August 24

The copy of the great bible printed by Johann Gutenberg in Maim, Germany and now in the possession of the Bibliothèque Nationale at Paris, contains a note in the hand of Heinrich Cremer of St. Stephens College, Mainz, dated this day in 1456,that he had completed the illumination, headings, and binding. This is the earliest known date in connection with the printing of this great book. From it can be deduced that the printing had been completed early in that year, if not some time late in 1455.

Professor Aloys Ruppel of the Gutenberg Museum in Mainz, the great authority on Gutenberg’s life, has stated that Gutenberg’s plan for the production of a bible must have been made by 1450.The project represented a gigantic undertaking for so early a period in the history of the craft of printing. The presses needed to be constructed, the type cast, paper manufactured, printers trained, and of course a great deal of money was necessary to guarantee the successful completion of the monumental task.

Gutenberg used the Latin Vulgate translation of St. Jerome which had been completed early in the 5th century. He planned a two-column page, with 42 lines in each column. The first nine pages contain 40 lines, as do pages 129 to 132.Page 10 has 41 lines, but the rest of the 1,282pages are composed in 42 lines, a fact which has given this edition its name. The Gutenberg Bible is bound in two volumes.
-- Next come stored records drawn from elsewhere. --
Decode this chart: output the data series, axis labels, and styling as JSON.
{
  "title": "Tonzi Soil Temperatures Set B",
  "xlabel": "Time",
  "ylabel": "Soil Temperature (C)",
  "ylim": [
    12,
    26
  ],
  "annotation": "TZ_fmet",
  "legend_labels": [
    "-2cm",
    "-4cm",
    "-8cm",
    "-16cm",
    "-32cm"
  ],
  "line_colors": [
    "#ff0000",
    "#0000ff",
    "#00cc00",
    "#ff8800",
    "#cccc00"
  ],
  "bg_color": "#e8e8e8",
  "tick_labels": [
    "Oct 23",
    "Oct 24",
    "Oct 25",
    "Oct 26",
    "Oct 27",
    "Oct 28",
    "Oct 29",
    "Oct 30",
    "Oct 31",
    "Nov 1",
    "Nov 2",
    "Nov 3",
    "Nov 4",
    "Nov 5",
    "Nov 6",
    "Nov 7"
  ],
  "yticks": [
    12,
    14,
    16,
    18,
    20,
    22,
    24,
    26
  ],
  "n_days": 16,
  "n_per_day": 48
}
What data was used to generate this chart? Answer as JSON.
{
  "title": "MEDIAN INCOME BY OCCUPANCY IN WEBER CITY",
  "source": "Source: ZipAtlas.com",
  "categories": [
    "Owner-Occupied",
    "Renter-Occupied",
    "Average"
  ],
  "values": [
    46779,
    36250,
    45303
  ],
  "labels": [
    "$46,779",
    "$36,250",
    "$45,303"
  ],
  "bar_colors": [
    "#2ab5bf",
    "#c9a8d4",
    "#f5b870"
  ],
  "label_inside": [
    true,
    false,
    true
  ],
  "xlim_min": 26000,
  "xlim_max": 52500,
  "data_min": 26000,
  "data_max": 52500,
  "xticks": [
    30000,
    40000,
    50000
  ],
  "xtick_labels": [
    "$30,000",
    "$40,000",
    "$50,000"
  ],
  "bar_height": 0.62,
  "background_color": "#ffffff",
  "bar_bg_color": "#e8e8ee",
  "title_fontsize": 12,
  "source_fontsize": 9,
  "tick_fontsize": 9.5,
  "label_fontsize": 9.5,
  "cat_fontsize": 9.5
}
The edition ran to 150 copies on paper and about 35 on parchment. Each copy required 340 folio sheets of four pages each, or a total of 51,000 sheets for the entire printing. For the parchment copies 6,000 skins were needed, as but two sheets could be cut from one calfskin.

When the composition was begun, four compositors were required and two more were later added. The work was printed on six presses, each operated by a single pressman. The average working day at that period was of 12 hours duration, the printers working 8 hours in the winter and 16 hours in the summer. As there were 85 Sundays and festival days, there were 280 working days in the year. It has been estimated, that because Gutenberg wished to simulate manuscript bibles, and had therefore cut into type all of the tied or ligatured letters employed by the scribes (290 different characters), it took a compositor one day to set a single page. Six compositors could therefore have completed the job in 212 working days.

Due, however, to the necessity of distributing each page before another could be set and to the need for taking care of the other work of the printing office such as the printing of grammars, letters of indulgence, and the like, the net working time was probably over 400 days. Since the printing was begun in 1452, it took until 1455 at the very least to complete the composition of the folio volumes.

The presses were large enough to print but one page at a time of each four page signature; thus 185 copies of 1,282 pages added up to 23 1,170 separate impressions. Two pressmen could produce about ten pages an hour, with six presses turning out about 700 pages a day. It took, then, 340 days to print the entire Bible, but as the presses were also occupied with other printing from time to time, it probably was three years before the whole book was off the press.

Altogether, a magnificent task. Five hundred years later, there are but 47 known copies of the Gutenberg Bible, 12 on parchment and 35 on paper. It is still recognized as the finest achievement of the printer’s art.